Em certo sentido, Maria Schrader até pende a balança para a narração do fato, a matéria do New York Post, das jornalistas Jodi Kantor e Megan Twohey, que escancarou os casos de abuso sexual, estupro, entre muitos outros crimes, do magnata Harvey Weinstein, além de mostrar como Hollywood é uma indústria que cria uma rede que normaliza e protege práticas como essas, impossibilitando as vítimas de exporem qualquer caso semelhante. 

Isso fica claro em como a montagem apressa a apresentação de Jodi e Megan, revelando a primeira como a mais jovem que teve tal matéria nas mãos, enquanto a segunda como alguém mais experiente e acostumada, dentro do possível, a lidar com casos parecidos, como o que abre o longa sobre as investigações contra Donald Trump e todos os abusos do ex-presidente, até então em sua primeira campanha, relatados por diversas mulheres. Para isso, o filme até se utiliza de passagens do livro no qual o longa se baseia, jogando frases soltas e mostrando em poucos minutos quem são aquelas mulheres, tanto profissionalmente, quanto em suas vidas pessoais.

Mas a obra realmente engata e começa a demonstrar uma visão mais particular de sua diretora quando elas se unem e começam a investigar o caso Harvey Weinstein. É justamente a partir desse momento que o filme passa a integrar o tema central a sua encenação. Quando a investigação começa, Schrader contradiz aquilo que parece ser uma das “regras” do cinema: “não fale, mostre”. Justamente por se tratar de uma história sobre a busca pela verdade por essas jornalistas, e, sobretudo, sobre acontecimentos terríveis com as mulheres que foram vítimas de Weinstein, a diretora vai no sentido contrário, o de rejeitar uma encenação dos acontecimentos.

Com isso, o que muitos diretores transformariam em longos flashbacks capazes de chocar o público pelo visual, Schrader retrata em algo esteticamente simples, mas muito mais poderoso. O mostrar dá lugar aos relatos das vítimas, o interesse se desloca do ver para o ouvir o que elas têm a dizer.

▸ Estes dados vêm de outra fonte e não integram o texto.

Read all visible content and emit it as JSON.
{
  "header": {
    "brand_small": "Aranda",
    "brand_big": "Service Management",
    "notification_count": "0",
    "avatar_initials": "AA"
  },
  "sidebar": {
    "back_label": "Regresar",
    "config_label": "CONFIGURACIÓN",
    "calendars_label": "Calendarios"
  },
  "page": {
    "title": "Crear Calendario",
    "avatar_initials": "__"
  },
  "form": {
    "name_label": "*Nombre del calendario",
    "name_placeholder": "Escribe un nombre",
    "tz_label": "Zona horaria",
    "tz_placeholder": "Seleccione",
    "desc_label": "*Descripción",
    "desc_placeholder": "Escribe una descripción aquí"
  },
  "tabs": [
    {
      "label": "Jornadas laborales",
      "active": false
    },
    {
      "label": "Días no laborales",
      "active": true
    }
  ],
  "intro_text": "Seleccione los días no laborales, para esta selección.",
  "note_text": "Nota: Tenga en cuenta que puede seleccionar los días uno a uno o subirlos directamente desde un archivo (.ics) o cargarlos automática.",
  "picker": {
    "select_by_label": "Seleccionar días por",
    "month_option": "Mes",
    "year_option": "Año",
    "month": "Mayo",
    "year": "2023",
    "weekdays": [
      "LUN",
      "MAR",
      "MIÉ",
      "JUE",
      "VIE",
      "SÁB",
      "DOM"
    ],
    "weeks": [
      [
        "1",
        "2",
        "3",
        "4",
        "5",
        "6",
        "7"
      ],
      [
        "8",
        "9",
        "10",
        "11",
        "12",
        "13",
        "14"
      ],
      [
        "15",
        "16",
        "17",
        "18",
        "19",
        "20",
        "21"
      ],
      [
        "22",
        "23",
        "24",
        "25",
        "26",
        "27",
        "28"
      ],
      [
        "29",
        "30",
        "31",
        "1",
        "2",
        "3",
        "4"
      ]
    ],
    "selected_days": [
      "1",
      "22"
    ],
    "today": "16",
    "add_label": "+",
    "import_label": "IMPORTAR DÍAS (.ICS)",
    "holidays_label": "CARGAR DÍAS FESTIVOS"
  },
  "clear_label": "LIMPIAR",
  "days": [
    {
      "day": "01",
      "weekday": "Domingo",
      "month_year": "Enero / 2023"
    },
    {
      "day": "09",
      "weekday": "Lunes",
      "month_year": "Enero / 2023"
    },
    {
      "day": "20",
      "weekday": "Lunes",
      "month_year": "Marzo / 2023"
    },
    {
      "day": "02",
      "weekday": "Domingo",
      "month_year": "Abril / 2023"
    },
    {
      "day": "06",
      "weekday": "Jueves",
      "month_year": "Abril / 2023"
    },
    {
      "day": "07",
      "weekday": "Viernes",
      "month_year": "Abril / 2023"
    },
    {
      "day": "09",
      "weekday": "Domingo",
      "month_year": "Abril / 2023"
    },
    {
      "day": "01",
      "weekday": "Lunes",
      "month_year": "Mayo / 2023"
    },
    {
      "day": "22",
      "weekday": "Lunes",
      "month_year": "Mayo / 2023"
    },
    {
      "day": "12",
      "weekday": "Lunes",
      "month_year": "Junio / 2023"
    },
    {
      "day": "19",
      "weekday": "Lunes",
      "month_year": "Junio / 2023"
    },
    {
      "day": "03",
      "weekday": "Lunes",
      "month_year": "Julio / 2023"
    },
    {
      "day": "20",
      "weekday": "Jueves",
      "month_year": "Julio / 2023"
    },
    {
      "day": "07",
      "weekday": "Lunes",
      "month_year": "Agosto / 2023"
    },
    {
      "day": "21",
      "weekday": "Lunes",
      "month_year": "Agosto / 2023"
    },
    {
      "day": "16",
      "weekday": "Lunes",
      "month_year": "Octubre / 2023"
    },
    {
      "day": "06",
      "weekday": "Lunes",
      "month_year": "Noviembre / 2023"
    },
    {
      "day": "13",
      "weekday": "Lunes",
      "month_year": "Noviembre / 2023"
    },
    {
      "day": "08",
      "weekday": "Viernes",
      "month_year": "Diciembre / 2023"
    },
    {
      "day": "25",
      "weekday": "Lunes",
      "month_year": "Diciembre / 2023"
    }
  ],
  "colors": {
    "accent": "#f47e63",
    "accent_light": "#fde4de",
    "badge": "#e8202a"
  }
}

Ao fazer das entrevistas o foco da investigação, e do plano e contraplano a base da mise en scene, a cineasta amplifica a voz daquelas mulheres, justamente voltando a atenção para aquilo que o mundo e aquela indústria sempre tentaram silenciar.

Dessa forma, Schrader desespetaculariza o fato, claro que não de uma forma tão crua, já que a trilha sonora e as pausas dramáticas para momentos decisivos ainda estão presentes, e, assim, revela todo o seu interesse pelo caso real e, principalmente, seu amor pelo jornalismo, a partir do momento que faz do ato de ouvir relatos a base de sua construção estética.